Mirabello Cavalori, Madonna and Child with St. Anne and the Infant St. John the Baptist, ca. 1570.  Cavalori is not a familiar name, but judging from this work it's perhaps a name to be reckoned with.  What makes this painting remarkable, aside from its being a noteworthy example of Florentine Mannerism, with its cool unnatural colors and twisting and elongated figures, is that a glance at St. John shows that he is hardly the "infant" of the title but more akin to the tweener St. Johns that Caravaggio would paint a couple of decades later.

Ribera, Sts. Peter and Paul
Fewer than a dozen works are attributed to Cavalori, and if the attributions are correct, the Met now has three of these rare works in one gallery, including a second loan from the same anonymous owner (who has, all told, parked four paintings at the Met, including the Vasari.)

Jusepe de Ribera, Sts. Peter and Paul, ca. 1613.  A European collector has loaned this work, thought to be an early one by the Spanish master and painted in Rome, where Ribera was absorbing all things Caravaggio.  It's displayed in one of the Met's Spanish galleries but could be more profitably shown next to Caravaggio's religious paintings about ten galleries away.
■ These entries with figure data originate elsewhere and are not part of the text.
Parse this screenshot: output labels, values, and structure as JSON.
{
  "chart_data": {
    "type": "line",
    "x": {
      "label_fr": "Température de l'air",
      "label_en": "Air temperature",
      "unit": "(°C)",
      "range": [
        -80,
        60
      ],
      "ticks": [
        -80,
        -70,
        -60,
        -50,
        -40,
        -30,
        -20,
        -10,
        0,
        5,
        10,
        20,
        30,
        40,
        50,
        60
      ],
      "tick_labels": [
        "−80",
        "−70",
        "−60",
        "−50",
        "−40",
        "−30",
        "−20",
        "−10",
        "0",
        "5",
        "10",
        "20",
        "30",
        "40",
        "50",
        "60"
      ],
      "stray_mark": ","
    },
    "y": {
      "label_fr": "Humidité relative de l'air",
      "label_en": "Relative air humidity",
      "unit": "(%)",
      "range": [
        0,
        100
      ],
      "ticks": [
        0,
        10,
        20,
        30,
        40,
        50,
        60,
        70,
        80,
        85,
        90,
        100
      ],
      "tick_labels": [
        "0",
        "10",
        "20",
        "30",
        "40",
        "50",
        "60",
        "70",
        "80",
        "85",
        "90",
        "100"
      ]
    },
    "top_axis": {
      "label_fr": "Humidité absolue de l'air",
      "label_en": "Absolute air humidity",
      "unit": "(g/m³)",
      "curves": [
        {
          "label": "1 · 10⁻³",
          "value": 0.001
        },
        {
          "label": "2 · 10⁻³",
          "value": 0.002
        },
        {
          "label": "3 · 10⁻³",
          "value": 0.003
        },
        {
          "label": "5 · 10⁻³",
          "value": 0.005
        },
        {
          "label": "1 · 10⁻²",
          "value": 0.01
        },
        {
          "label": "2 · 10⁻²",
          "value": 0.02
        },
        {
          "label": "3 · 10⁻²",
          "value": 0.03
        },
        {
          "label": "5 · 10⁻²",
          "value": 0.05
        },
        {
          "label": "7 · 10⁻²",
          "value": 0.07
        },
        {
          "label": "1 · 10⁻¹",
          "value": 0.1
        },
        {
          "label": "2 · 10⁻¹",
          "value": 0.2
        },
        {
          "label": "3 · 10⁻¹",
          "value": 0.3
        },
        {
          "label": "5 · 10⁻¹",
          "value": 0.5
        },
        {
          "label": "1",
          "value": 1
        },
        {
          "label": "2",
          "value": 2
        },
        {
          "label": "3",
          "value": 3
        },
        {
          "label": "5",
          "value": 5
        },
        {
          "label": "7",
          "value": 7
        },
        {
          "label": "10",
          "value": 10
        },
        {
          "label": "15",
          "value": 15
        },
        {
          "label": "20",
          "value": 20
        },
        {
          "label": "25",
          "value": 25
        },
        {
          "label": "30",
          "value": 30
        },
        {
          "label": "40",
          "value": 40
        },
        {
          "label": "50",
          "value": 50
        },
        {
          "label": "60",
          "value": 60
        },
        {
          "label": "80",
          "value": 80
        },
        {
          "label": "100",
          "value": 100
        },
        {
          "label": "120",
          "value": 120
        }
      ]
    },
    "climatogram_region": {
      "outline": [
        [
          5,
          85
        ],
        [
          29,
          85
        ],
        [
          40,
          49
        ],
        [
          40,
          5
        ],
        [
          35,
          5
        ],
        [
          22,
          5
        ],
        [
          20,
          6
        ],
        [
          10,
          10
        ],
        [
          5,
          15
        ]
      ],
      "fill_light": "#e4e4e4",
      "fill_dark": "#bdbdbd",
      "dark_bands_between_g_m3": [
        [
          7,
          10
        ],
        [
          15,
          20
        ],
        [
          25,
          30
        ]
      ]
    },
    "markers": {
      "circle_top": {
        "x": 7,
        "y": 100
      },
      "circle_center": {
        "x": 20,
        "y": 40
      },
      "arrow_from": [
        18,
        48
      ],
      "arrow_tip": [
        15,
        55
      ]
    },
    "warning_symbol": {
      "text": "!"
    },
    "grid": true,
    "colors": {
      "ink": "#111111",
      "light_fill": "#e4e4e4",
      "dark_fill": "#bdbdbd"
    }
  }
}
Delacroix, Christ at the Column
Eugene Delacroix, Christ at the Column, 1849.  This small painting has been loaned by longtime Met patron Wheelock Whitney III. Let's hope it lands at the Met permanently.  The museum has what might be euphemistically described as a tedious overabundance of Corots and Courbets.  If this work were donated, it would strengthen the Met's weak holdings in great French Romantic painters like Delacroix.

This year's lenders hardly rival in the number of works loaned the magnificent spoils of a New York collector who permitted seventeen paintings she owned to grace the museum's walls a few summers ago (there was reputedly an eighteenth work, but I never could find it), but in quality they aren't far behind.